African-American leaders led the way in arguing over the legacy of this great civil rights leader. Al Sharpton said that Dr. King would have found today’s Tea Party a travesty, while others said Dr. King would have certainly agreed with them that no matter what you think of the Tea Party, Al Sharpton is “a showboating political fringe dweller and an embarrassment to all of us,” in the words of Washington, D.C. resident Kim Watkins.

President Barack Obama, weeks after political violence erupted in Arizona, tried to use the occasion to strike a conciliatory tone.

“Dr. Martin Luther King showed what this nation could be if it had more community organizers,” said Obama. “Like me.”

But it wasn’t only politicians piling on. Democrats were quick to say Dr. King would have wanted better health care, while others said Dr. King would want “absolutely no government health care whatsoever.” Gays pointed out King’s history of tolerance while Jesse Jackson said King would have wanted him to be president.

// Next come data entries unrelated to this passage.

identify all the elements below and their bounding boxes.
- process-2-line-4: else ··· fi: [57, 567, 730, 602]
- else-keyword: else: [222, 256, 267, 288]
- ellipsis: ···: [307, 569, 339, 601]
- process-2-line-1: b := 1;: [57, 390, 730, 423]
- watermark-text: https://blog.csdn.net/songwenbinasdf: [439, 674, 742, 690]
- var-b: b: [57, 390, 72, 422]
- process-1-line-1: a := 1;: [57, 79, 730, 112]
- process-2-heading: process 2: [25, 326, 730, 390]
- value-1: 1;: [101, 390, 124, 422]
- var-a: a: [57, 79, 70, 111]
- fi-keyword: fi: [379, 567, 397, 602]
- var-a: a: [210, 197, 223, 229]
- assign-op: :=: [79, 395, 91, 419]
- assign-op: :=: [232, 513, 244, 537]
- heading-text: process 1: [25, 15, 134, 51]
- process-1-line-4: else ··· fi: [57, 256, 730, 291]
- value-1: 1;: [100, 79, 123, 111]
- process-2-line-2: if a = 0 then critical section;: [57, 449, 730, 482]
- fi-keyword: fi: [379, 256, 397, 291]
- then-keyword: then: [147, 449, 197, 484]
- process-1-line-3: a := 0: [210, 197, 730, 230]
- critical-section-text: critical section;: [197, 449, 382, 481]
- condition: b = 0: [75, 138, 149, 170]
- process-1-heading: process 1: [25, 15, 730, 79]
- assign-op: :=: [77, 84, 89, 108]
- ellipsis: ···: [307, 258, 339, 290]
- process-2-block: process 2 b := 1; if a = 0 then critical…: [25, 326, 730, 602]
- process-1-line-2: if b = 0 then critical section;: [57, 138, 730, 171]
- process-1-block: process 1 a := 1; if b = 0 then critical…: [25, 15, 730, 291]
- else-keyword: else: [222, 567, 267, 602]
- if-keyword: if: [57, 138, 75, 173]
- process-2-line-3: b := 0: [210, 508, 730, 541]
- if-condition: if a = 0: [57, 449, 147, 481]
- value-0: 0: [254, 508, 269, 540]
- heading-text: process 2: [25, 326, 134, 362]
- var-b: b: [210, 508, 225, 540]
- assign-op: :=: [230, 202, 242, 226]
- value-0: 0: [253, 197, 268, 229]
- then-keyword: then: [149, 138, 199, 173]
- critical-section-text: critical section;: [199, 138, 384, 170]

“Also, he showed it’s not that big a deal having a girlfriend on the side,” said Jackson.

Bill Clinton and George H.W. Bush said that Dr. King would likely want to give to their charity, while Iranian President Mahmoud Ahjadinejad said that Dr. King would have wanted Iran to have nuclear power.

Dr. King’s message was one of using civil disobedience to achieve the goals of equality and peace. Americans said that message was needed now more than ever as they raised fresh petty political arguments and showed the dissent and discord that is evidently part of human nature.

“I want ice cream!” screamed 8-year-old Beth Marshton of Bryn Mawr, Pa. in the back seat of her parents’ Lexus. “Dr. King would have given me ice cream!”

Dr. King was assassinated in 1968 by a limited, brutish man with some sort of personal agenda of his own.